The Organisation designed "Little Hearts Programme" which was aimed at helping children below poverty line and till July 2015 849 surgeries were funded through this programme. The Being Human Foundation programme also have an revenue sharing model understanding with a private company to fund its programmes, and according to this it gets 5.75 percent share from the sale of tees, women's wear, kid's wear, jewellery, flip flops and electric bikes getting sold under "Being Human" brand. The foundation partnered with non-profit Akshara high school, NGO Asseem, and Maharastra prabodhan Seva Mandal to provide free education directly to 500 children and indirectly to 4000 children. The organisation also funds career development centres along with NIIT and Coca-Cola in addition to financing educational resource centres across Zilla Parishads in Maharastra. The charity accepts direct donations, but it is primarily funded by 8 to 10% share of the sales of Being Human-branded clothing, manufactured and marketed by Mandhana Industries, as a licensing fee for the use of charity's name as brand. The charity's share in 2016 was approximately INR3 crore from the sales revenue of nearly INR30 crore. A quarter of the brand's revenue comes from overseas sales and a tenth of the revenue comes from online sales.

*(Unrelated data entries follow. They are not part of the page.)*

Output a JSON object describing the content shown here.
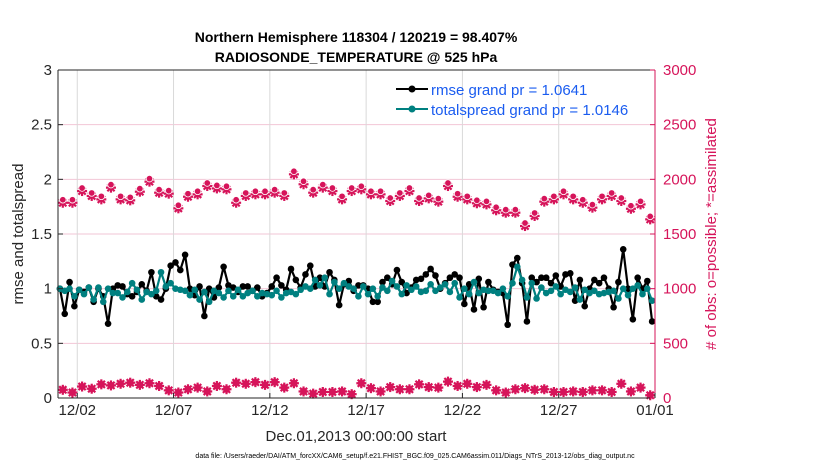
{
  "chart_data": {
    "type": "line",
    "title": [
      "Northern Hemisphere 118304 / 120219 = 98.407%",
      "RADIOSONDE_TEMPERATURE @ 525 hPa"
    ],
    "xlabel": "Dec.01,2013 00:00:00 start",
    "ylabel_left": "rmse and totalspread",
    "ylabel_right": "# of obs: o=possible; *=assimilated",
    "ylim_left": [
      0,
      3
    ],
    "ylim_right": [
      0,
      3000
    ],
    "yticks_left": [
      "0",
      "0.5",
      "1",
      "1.5",
      "2",
      "2.5",
      "3"
    ],
    "yticks_right": [
      "0",
      "500",
      "1000",
      "1500",
      "2000",
      "2500",
      "3000"
    ],
    "xticks": [
      "12/02",
      "12/07",
      "12/12",
      "12/17",
      "12/22",
      "12/27",
      "01/01"
    ],
    "xlim": [
      "2013-12-01",
      "2014-01-01"
    ],
    "grid": true,
    "legend_placement": "top-right",
    "footnote": "data file: /Users/raeder/DAI/ATM_forcXX/CAM6_setup/f.e21.FHIST_BGC.f09_025.CAM6assim.011/Diags_NTrS_2013-12/obs_diag_output.nc",
    "colors": {
      "rmse": "#000000",
      "totalspread": "#008080",
      "obs": "#d6145a",
      "legend_text": "#1a5cf0",
      "grid_h": "#f2c6d6",
      "grid_v": "#d9d9d9"
    },
    "series": [
      {
        "name": "rmse grand pr = 1.0641",
        "axis": "left",
        "values": [
          1.0,
          0.77,
          1.06,
          0.84,
          0.99,
          0.97,
          1.01,
          0.88,
          1.0,
          0.93,
          0.68,
          1.0,
          1.03,
          1.02,
          0.95,
          0.93,
          0.97,
          1.04,
          0.98,
          1.15,
          0.93,
          0.9,
          1.0,
          1.21,
          1.24,
          1.17,
          1.31,
          1.0,
          0.94,
          1.02,
          0.75,
          1.0,
          0.92,
          1.01,
          1.2,
          1.03,
          1.01,
          0.97,
          1.02,
          1.02,
          0.98,
          1.01,
          0.93,
          0.96,
          1.02,
          1.1,
          1.03,
          0.99,
          1.18,
          1.08,
          1.01,
          1.13,
          1.21,
          1.02,
          1.1,
          1.02,
          1.15,
          1.08,
          0.85,
          1.04,
          1.07,
          0.98,
          1.03,
          1.03,
          1.0,
          0.88,
          0.88,
          1.06,
          1.1,
          1.04,
          1.17,
          1.06,
          0.96,
          1.01,
          1.08,
          1.09,
          1.13,
          1.18,
          1.12,
          1.0,
          1.05,
          1.1,
          1.13,
          1.1,
          0.86,
          1.04,
          0.81,
          1.09,
          0.83,
          1.06,
          0.99,
          0.97,
          0.96,
          0.67,
          1.22,
          1.28,
          1.05,
          0.7,
          1.1,
          1.06,
          1.1,
          1.1,
          1.05,
          1.12,
          1.02,
          1.13,
          1.14,
          0.89,
          1.08,
          0.84,
          1.0,
          1.08,
          1.05,
          1.1,
          1.0,
          0.83,
          1.06,
          1.36,
          1.0,
          0.72,
          1.1,
          1.0,
          1.07,
          0.7
        ]
      },
      {
        "name": "totalspread grand pr = 1.0146",
        "axis": "left",
        "values": [
          1.0,
          0.98,
          1.0,
          0.93,
          0.99,
          0.95,
          1.01,
          0.9,
          1.01,
          0.88,
          1.0,
          0.96,
          0.96,
          0.92,
          0.97,
          1.05,
          0.99,
          0.9,
          0.97,
          0.95,
          0.98,
          1.15,
          1.02,
          1.05,
          1.0,
          0.99,
          0.98,
          0.94,
          0.99,
          0.9,
          0.97,
          0.88,
          0.98,
          0.96,
          0.92,
          0.98,
          0.93,
          0.99,
          0.93,
          0.96,
          0.98,
          0.93,
          0.96,
          0.95,
          0.94,
          0.98,
          0.92,
          0.96,
          0.97,
          0.95,
          0.99,
          1.02,
          1.0,
          1.08,
          1.03,
          1.1,
          0.95,
          1.06,
          1.0,
          1.05,
          1.02,
          1.0,
          0.93,
          1.02,
          0.95,
          1.0,
          0.93,
          1.01,
          0.98,
          1.07,
          1.02,
          0.95,
          1.03,
          0.99,
          1.02,
          0.97,
          0.98,
          1.04,
          0.98,
          1.01,
          1.04,
          0.97,
          1.05,
          0.92,
          1.0,
          0.95,
          1.06,
          0.96,
          0.99,
          0.98,
          0.98,
          0.96,
          1.0,
          0.93,
          1.05,
          1.2,
          1.08,
          0.92,
          1.05,
          0.91,
          1.01,
          0.96,
          0.98,
          1.02,
          0.95,
          0.99,
          0.97,
          1.01,
          0.9,
          0.99,
          0.96,
          0.98,
          0.95,
          0.96,
          0.97,
          0.98,
          0.91,
          1.0,
          0.94,
          1.0,
          1.03,
          0.95,
          1.0,
          0.89
        ]
      },
      {
        "name": "possible",
        "axis": "right",
        "values": [
          1795,
          1795,
          1902,
          1857,
          1826,
          1933,
          1826,
          1817,
          1896,
          1988,
          1887,
          1878,
          1744,
          1850,
          1872,
          1948,
          1926,
          1918,
          1795,
          1857,
          1872,
          1872,
          1887,
          1857,
          2055,
          1964,
          1887,
          1933,
          1902,
          1826,
          1902,
          1918,
          1872,
          1872,
          1811,
          1857,
          1902,
          1811,
          1835,
          1805,
          1948,
          1850,
          1826,
          1790,
          1780,
          1726,
          1704,
          1704,
          1582,
          1674,
          1805,
          1826,
          1872,
          1826,
          1795,
          1750,
          1826,
          1857,
          1811,
          1740,
          1780,
          1643
        ]
      },
      {
        "name": "assimilated",
        "axis": "right",
        "values": [
          75,
          50,
          105,
          85,
          125,
          115,
          130,
          140,
          120,
          135,
          110,
          70,
          50,
          80,
          95,
          60,
          110,
          80,
          140,
          130,
          145,
          120,
          145,
          95,
          135,
          60,
          40,
          55,
          55,
          60,
          35,
          135,
          90,
          60,
          100,
          80,
          80,
          125,
          100,
          95,
          150,
          110,
          130,
          100,
          120,
          70,
          50,
          80,
          90,
          75,
          80,
          55,
          55,
          60,
          55,
          70,
          70,
          55,
          130,
          60,
          95,
          25
        ]
      }
    ]
  }
}
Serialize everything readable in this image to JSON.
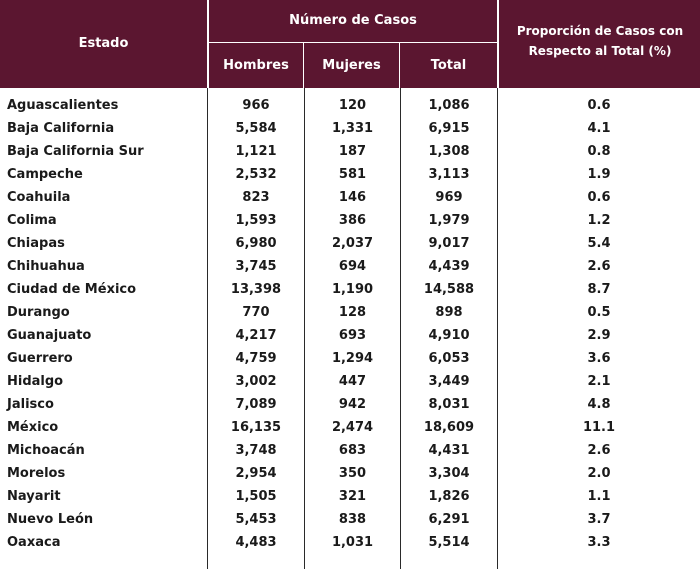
{
  "header": {
    "estado": "Estado",
    "numero_casos": "Número de Casos",
    "hombres": "Hombres",
    "mujeres": "Mujeres",
    "total": "Total",
    "proporcion": "Proporción de Casos con Respecto al Total (%)"
  },
  "colors": {
    "header_bg": "#5b1630"
  },
  "rows": [
    {
      "estado": "Aguascalientes",
      "hombres": "966",
      "mujeres": "120",
      "total": "1,086",
      "proporcion": "0.6"
    },
    {
      "estado": "Baja California",
      "hombres": "5,584",
      "mujeres": "1,331",
      "total": "6,915",
      "proporcion": "4.1"
    },
    {
      "estado": "Baja California Sur",
      "hombres": "1,121",
      "mujeres": "187",
      "total": "1,308",
      "proporcion": "0.8"
    },
    {
      "estado": "Campeche",
      "hombres": "2,532",
      "mujeres": "581",
      "total": "3,113",
      "proporcion": "1.9"
    },
    {
      "estado": "Coahuila",
      "hombres": "823",
      "mujeres": "146",
      "total": "969",
      "proporcion": "0.6"
    },
    {
      "estado": "Colima",
      "hombres": "1,593",
      "mujeres": "386",
      "total": "1,979",
      "proporcion": "1.2"
    },
    {
      "estado": "Chiapas",
      "hombres": "6,980",
      "mujeres": "2,037",
      "total": "9,017",
      "proporcion": "5.4"
    },
    {
      "estado": "Chihuahua",
      "hombres": "3,745",
      "mujeres": "694",
      "total": "4,439",
      "proporcion": "2.6"
    },
    {
      "estado": "Ciudad de México",
      "hombres": "13,398",
      "mujeres": "1,190",
      "total": "14,588",
      "proporcion": "8.7"
    },
    {
      "estado": "Durango",
      "hombres": "770",
      "mujeres": "128",
      "total": "898",
      "proporcion": "0.5"
    },
    {
      "estado": "Guanajuato",
      "hombres": "4,217",
      "mujeres": "693",
      "total": "4,910",
      "proporcion": "2.9"
    },
    {
      "estado": "Guerrero",
      "hombres": "4,759",
      "mujeres": "1,294",
      "total": "6,053",
      "proporcion": "3.6"
    },
    {
      "estado": "Hidalgo",
      "hombres": "3,002",
      "mujeres": "447",
      "total": "3,449",
      "proporcion": "2.1"
    },
    {
      "estado": "Jalisco",
      "hombres": "7,089",
      "mujeres": "942",
      "total": "8,031",
      "proporcion": "4.8"
    },
    {
      "estado": "México",
      "hombres": "16,135",
      "mujeres": "2,474",
      "total": "18,609",
      "proporcion": "11.1"
    },
    {
      "estado": "Michoacán",
      "hombres": "3,748",
      "mujeres": "683",
      "total": "4,431",
      "proporcion": "2.6"
    },
    {
      "estado": "Morelos",
      "hombres": "2,954",
      "mujeres": "350",
      "total": "3,304",
      "proporcion": "2.0"
    },
    {
      "estado": "Nayarit",
      "hombres": "1,505",
      "mujeres": "321",
      "total": "1,826",
      "proporcion": "1.1"
    },
    {
      "estado": "Nuevo León",
      "hombres": "5,453",
      "mujeres": "838",
      "total": "6,291",
      "proporcion": "3.7"
    },
    {
      "estado": "Oaxaca",
      "hombres": "4,483",
      "mujeres": "1,031",
      "total": "5,514",
      "proporcion": "3.3"
    }
  ]
}
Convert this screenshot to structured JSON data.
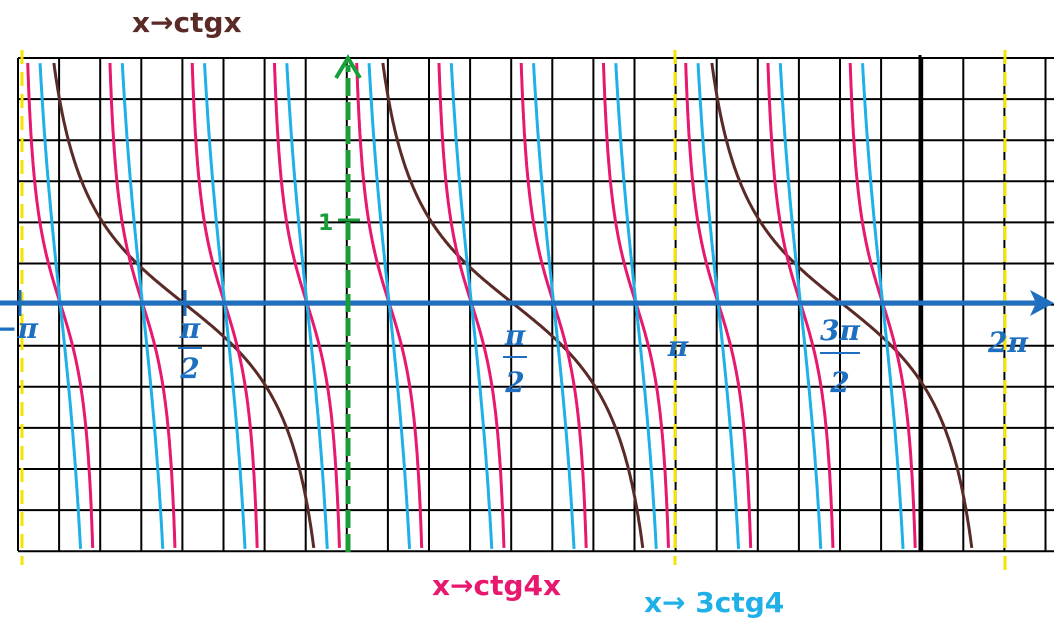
{
  "title": "x→ctgx",
  "legend": [
    "x→ctg4x",
    "x→ 3ctg4"
  ],
  "y_tick": "1",
  "x_labels": [
    {
      "text": "−π"
    },
    {
      "num": "π",
      "den": "2"
    },
    {
      "num": "π",
      "den": "2"
    },
    {
      "text": "π"
    },
    {
      "num": "3π",
      "den": "2"
    },
    {
      "text": "2π"
    }
  ]
}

On June 23, 2017, PVR Cinemas announced a partnership with the foundation, allowing its customers to donate two rupees whenever purchasing a movie ticket.

== Brand ==

In the year 2009, at HDIL Couture week 2009, Being Human Foundation under Salman Khan launched its own brand, supported by lot of Bollywood personalities, through a tie up with Cotton $ Linen Clothing major Cottonworld and T shirts were sold at offline stores and BookMyShow website. Similarly, the watches brand were sold under beinghumanwatches.com. In year 2011 the foundation tied up with Mandhana Retail Ventures Limited(MRVL) till 2028 to design, manufacture, retail, market and distribute globally all "Being Human" retail merchandise. Being Human brand as on year 2017 has presence across 15 countries with over 600 points of sale and exclusive stores in 45 cities across India and sells its products through shop-in-shops, distributor networks and online portals like Myntra. Tie up of Foundation with MRVL also helped its entry to Tier 2 and Tier 3 cities. Currently, Being Human brand is also famous in West Asia and France and is being sold in 256 points and has an exclusive deal with The Landmark Group for its West Asia business. In the year 2016-17 MRVL under "Being Human" brand reported sale of Rs 216 crores, with net profit of Rs 20.02 crore as per its Balance Sheet.